Lance Olsen, Ray Federmann, Lidia Yuknavitch.

9) Do you have a good luck charm or superstition?

I have lots. First, I have feathers and rocks everywhere. A feather in your path is a blessing. The always present themselves to me at difficult times. Rocks possess certain energies. If I’m drawn to the energy of a certain rock, I always pick it up. I have certain types of gems and semi-precious stones that are meant to absorb bad energy. Occasionally I soak them in water and sea salt to cleanse them. I regularly smudge the house with sweetgrass, sage, or cedar.

10) If you weren’t a writer, what would you be?

A visual artist.

11) What quote or personal saying do you live by?

From the I-Ching: Perseverance furthers.

12) What’s next up for you, writing-wise?

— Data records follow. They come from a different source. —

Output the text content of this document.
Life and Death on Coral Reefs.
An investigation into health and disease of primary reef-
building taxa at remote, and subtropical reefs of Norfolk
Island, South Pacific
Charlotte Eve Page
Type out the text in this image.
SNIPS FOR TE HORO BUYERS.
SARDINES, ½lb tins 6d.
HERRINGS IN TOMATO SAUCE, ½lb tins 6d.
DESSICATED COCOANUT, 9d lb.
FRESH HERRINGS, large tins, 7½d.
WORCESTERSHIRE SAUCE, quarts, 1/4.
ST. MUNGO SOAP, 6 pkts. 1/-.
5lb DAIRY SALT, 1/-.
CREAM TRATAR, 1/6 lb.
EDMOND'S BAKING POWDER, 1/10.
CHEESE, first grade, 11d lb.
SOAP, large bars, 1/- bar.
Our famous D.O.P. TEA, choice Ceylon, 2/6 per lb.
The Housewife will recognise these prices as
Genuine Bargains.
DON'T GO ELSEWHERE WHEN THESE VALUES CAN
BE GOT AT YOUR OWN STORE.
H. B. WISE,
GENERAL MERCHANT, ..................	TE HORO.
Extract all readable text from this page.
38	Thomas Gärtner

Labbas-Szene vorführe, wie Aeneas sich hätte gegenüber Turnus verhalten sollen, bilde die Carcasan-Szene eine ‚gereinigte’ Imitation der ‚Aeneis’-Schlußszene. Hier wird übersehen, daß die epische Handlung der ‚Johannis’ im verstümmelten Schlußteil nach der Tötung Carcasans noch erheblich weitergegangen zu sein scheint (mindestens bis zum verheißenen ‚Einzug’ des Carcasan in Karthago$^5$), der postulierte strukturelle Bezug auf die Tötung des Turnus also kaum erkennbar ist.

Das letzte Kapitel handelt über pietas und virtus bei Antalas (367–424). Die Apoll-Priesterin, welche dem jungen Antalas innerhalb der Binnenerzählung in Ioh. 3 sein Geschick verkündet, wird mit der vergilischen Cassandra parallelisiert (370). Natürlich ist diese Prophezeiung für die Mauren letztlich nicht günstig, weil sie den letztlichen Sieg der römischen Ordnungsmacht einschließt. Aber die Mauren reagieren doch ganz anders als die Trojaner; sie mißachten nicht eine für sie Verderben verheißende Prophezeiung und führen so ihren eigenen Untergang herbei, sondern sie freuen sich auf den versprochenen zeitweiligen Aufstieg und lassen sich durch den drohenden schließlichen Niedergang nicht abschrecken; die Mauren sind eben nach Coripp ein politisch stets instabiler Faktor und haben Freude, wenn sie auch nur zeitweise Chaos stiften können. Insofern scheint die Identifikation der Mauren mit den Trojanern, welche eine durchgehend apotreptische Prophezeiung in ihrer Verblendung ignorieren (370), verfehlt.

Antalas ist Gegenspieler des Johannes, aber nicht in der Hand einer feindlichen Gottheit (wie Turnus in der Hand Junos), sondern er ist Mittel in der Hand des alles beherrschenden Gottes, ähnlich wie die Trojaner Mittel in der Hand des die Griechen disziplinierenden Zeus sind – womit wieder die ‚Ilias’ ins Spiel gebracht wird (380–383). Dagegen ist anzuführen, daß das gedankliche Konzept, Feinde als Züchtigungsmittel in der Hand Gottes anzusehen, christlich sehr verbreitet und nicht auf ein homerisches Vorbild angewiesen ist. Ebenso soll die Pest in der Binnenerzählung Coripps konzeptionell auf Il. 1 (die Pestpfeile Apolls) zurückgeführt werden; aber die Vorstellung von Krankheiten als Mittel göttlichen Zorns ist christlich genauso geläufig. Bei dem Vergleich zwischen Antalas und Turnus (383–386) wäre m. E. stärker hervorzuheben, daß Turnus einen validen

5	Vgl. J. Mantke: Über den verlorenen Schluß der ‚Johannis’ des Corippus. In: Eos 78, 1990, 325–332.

I have a new novel finished. It’s very, very experimental, and I have no idea if anyone will want to publish it. I have a collection of essays and one of short stories that both need final revision. Then I have the 2 final books in the Blue Moon series, Blue Moon Medicine Woman and Blue Moon Folkways in the Kitchen. What is that 5? Five books in process, a book of poems I’m slowly working on, and research for the next novel.

13) If you could do anything over again, would you and what would it be?

I don’t really know. I don’t have much in the way of regrets.

14) What advice would you give beginning writers?

Let writing change your life.

15) Something we don’t know about you?

I spent two summers of my life picking fruit in California and Oregon, living out of the back of a pickup. It was the most horrible work but the people I worked with made it worthwhile. Stories I still haven’t told.

And: What would you like us to know about your latest release?

Jagged Edge of the Sky is the story of two women, one Australian and one American, who both go outside their marriages almost on the same day and with the same handsome, mixed-blood aboriginal man. The situation tears the Australian family apart; the American family keeps it secret. At once a women’s story, an immigrant story, and a family saga, the most important message the book delivers is about the despicable state of mental health services in our country.